Novel design cools arrays efficiently

Nov. 1, 2000
Narrow bandwidth emission, high efficiency, and long-term reliability are just some of the features fueling the popularity of laser-diode arrays in applications such as laser pumping.

Narrow bandwidth emission, high efficiency, and long-term reliability are just some of the features fueling the popularity of laser-diode arrays in applications such as laser pumping. The problem is that the small footprint combined with the high output power of a semiconductor laser can lead to heat fluxes as high as 1 kW/cm2 at the junction. Because the junction must stay below 50°C for efficient operation, low-thermal-impedance packaging is a key design consideration. Thermal management will be even more critical in the future as bar power outputs increase.

Currently, the most efficient thermal management strategy revolves around microchannel cooling technology, in which the laser bar is individually bonded onto a multilayered heat sink and cooled by narrow channels beneath the diode. There is, however, a design disadvantage related to the large number of components, including water gaskets, and the moderate-to-low diode pitch, which is in the neighborhood of 1.0 to 1.7 mm. Now research at Lawrence Livermore National Laboratory (LLNL; Livermore, CA) indicates that it may be possible to work around this drawback using a heat-sink design that combines the high thermal performance of microchannels with the simplicity found in diode arrays that rely on a single common-backplane cooler.1 (The common-backplane design, while easier to fabricate, has a nominal increase in thermal resistance of approximately five times compared to microchannels).

The microchannel-cooled heat sink developed at LLNL allows several bars to be bonded simultaneously to a monolithic substrate with negligible thermal crosstalk. The array's microchannels are produced in (110) silicon wafers 750 µm thick. Using double-sided alignment, the scientists simultaneously etch v grooves on the top side of the wafer and microchannels on the bottom. Anisotrophic wet etching then forms features that terminate when the (111) crystal planes are exposed. This termination allows the part geometry to be controlled within ±2 µm for all relevant dimensions independent of etch time.

The LLNL scientists designed the array so that each slot in the wafer feeds two adjacent sets of microchannels approximately 28 µm wide on a 60-µm pitch. Each v groove has a 1600-µm-wide opening to accept 1-mm-cavity-length diodes. The spacing between v grooves is 1.7 mm, but the pitch along the optical axis normal to the diode emission is 0.98 mm.

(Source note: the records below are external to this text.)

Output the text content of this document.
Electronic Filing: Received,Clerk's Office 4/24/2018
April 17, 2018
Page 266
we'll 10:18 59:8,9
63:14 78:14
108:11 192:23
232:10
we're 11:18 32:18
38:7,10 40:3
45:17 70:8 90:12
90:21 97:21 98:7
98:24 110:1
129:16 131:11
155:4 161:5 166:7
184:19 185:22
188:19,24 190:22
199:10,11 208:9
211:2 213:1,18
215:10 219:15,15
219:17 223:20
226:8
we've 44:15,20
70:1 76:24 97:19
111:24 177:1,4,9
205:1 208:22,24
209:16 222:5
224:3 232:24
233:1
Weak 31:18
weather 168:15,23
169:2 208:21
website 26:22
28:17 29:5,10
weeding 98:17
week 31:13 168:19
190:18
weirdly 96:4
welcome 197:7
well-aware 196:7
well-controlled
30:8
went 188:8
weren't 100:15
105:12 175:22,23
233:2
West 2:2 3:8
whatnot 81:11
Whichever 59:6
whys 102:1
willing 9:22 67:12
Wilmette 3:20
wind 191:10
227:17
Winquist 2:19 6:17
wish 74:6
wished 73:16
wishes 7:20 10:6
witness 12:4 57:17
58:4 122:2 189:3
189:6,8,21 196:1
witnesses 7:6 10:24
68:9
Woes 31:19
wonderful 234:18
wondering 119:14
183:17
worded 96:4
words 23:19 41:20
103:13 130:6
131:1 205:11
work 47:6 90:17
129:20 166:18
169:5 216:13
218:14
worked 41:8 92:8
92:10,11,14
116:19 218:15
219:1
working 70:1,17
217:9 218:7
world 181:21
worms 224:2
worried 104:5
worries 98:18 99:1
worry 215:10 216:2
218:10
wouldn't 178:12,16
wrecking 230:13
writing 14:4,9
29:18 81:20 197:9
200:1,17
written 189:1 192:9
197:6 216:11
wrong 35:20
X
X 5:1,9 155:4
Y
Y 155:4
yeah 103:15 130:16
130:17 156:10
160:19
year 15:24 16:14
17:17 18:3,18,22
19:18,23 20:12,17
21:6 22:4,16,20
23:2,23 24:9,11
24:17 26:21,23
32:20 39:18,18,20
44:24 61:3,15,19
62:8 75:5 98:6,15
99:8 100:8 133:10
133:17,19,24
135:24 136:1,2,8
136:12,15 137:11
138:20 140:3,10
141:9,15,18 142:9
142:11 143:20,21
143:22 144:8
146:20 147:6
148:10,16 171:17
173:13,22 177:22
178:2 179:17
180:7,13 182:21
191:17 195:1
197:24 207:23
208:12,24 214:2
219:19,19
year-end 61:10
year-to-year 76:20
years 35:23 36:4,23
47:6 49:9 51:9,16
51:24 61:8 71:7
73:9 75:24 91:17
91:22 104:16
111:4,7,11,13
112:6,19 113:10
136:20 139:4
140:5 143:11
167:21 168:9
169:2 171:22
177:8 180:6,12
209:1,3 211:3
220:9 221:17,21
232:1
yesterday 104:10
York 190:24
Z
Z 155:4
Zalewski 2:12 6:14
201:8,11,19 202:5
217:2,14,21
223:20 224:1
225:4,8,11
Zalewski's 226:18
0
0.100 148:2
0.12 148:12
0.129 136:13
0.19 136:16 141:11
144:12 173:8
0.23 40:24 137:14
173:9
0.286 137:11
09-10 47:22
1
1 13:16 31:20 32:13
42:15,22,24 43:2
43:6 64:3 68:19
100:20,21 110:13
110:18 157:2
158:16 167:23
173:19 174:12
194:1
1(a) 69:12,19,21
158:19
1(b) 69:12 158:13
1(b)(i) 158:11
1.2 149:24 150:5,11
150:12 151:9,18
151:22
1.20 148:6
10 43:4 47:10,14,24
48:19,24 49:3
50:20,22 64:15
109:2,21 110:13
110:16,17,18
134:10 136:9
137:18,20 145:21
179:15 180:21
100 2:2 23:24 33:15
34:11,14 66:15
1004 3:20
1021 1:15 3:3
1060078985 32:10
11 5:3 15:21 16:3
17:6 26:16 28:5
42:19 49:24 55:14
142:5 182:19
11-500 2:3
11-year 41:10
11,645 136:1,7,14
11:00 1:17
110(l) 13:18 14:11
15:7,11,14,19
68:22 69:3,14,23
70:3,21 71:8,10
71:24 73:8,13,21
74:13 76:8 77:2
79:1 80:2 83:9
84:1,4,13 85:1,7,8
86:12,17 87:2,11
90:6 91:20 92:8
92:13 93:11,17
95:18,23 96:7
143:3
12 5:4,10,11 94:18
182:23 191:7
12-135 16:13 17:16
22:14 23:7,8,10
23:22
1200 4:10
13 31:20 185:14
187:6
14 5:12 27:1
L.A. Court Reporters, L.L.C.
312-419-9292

Etched wafers are diced into 10-bar units, anodically bonded to ultrasonically machined borosilicate glass blocks, and then metalized. The researchers use a dicing saw to slice a notch to one side of the vertex of the v groove to electrically break the metalization between diodes, and a thin film of indium is evaporated onto the sidewall where diodes will be located. Diode bars are inserted into the grooves with the back facets mounted flush against the opposing sidewall for accurate registration. Indium-coated copper ribbons are then bent in a v shape placed on top of them. All components are heated in an oven to melt the indium in a hydrogen atmosphere without the use of flux.

The LLNL team used commercially supplied diode bars with a nominal emission wavelength of 805 nm, a 90% fill factor, and a 1-mm cavity length.

The final 10-bar array has a continuous-wave (CW) thermal resistance of 0.032° C/W which the scientists say matches the performance of discrete microchannel-cooled arrays. The 1.46-kW maximum power level achieved at the supply limit of 165 A is reportedly the highest CW exitance from a stacked diode array with a monolithic heat-sink structure in this wavelength range.

REFERENCE

  1. J. A. Skidmore et al., Appl. Phys. Lett. 77, 10 (July 3, 2000).
About the Author

Paula Noaker Powell | Senior Editor, Laser Focus World

Paula Noaker Powell was a senior editor for Laser Focus World.